Usted es nacido de Dios, de su amor, es un heredero y coheredero con Cristo. Entonces la misma manera de vivir de él, usted la tiene que reproducir en esta tierra. Y en esa manera de vivir tiene que desarrollar el espíritu de fe porque es el que lo impulsa a moverse revelando la vida de Dios.
Recuerde esto que es muy importante: el espíritu de fe siempre es de victoria y se desarrolla fluyendo en la palabra de Dios.
¿Cómo se libera el espíritu de fe?
Actuando en la Palabra.
¿Cómo crezco en el espíritu de fe?
1. A través del compañerismo con el Padre.
2. A través del compañerismo con la palabra.
3. Al estar conectados con gente que tenga espíritu de fe.
Es importante que usted siempre se una a compañeros de pacto que estén en su misma visión. El mundo vive de una manera, pero los hijos de Dios vivimos a la manera de Dios.
Cuando usted mantiene compañerismo con la Palabra se vuelve más productivo. Porque fortalece su espíritu día a día y cree y habla según la Palabra (como Dios).
Mire tres cosas importantes en las cuales consiste el espíritu de fe:
1. Poder
2. Amor
3. Dominio Propio
Sin el amor, el espíritu de fe no puede liberarse en la dirección correcta.
Sin el dominio propio, usted no podría poner bajo control las emociones más problemáticas.

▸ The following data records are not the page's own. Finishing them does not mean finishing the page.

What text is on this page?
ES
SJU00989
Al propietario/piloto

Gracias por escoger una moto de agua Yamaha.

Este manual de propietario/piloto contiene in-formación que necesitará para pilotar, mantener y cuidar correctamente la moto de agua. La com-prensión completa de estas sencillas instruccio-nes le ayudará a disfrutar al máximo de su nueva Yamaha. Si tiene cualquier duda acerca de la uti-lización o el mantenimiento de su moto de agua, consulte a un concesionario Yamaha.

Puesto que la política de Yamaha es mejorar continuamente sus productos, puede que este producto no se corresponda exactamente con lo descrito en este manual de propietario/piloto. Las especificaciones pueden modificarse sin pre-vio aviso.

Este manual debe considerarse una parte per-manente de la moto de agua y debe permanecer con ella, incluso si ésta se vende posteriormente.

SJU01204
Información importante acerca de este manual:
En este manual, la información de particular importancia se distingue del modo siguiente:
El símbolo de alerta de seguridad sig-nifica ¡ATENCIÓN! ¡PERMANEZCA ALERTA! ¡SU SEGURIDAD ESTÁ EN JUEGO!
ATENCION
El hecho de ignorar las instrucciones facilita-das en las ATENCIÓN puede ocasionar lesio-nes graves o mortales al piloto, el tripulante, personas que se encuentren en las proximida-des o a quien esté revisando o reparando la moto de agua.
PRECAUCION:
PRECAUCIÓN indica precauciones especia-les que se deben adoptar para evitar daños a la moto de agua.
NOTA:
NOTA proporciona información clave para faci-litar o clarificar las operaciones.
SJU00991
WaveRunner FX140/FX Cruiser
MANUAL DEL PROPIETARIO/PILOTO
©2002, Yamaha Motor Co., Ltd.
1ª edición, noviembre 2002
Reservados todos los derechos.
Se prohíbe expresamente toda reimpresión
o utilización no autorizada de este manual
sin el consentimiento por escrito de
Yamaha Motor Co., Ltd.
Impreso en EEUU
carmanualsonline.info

Mire cuán importante es tener estas tres cosas. Lo ayudarán a tomar decisiones correctas, lejos de basarse en las emociones. Usted debe mantenerse firme en la Palabra para liberar el espíritu de fe. No lo olvide. Usted lo logrará.
Oración: Padre, hoy entiendo que tengo que fluir en el espíritu de fe para caminar igual que tú en esta tierra. Me fortaleceré en tu Palabra y creceré en el poder, amor y dominio propio. Gracias. En el nombre de Jesús, amén.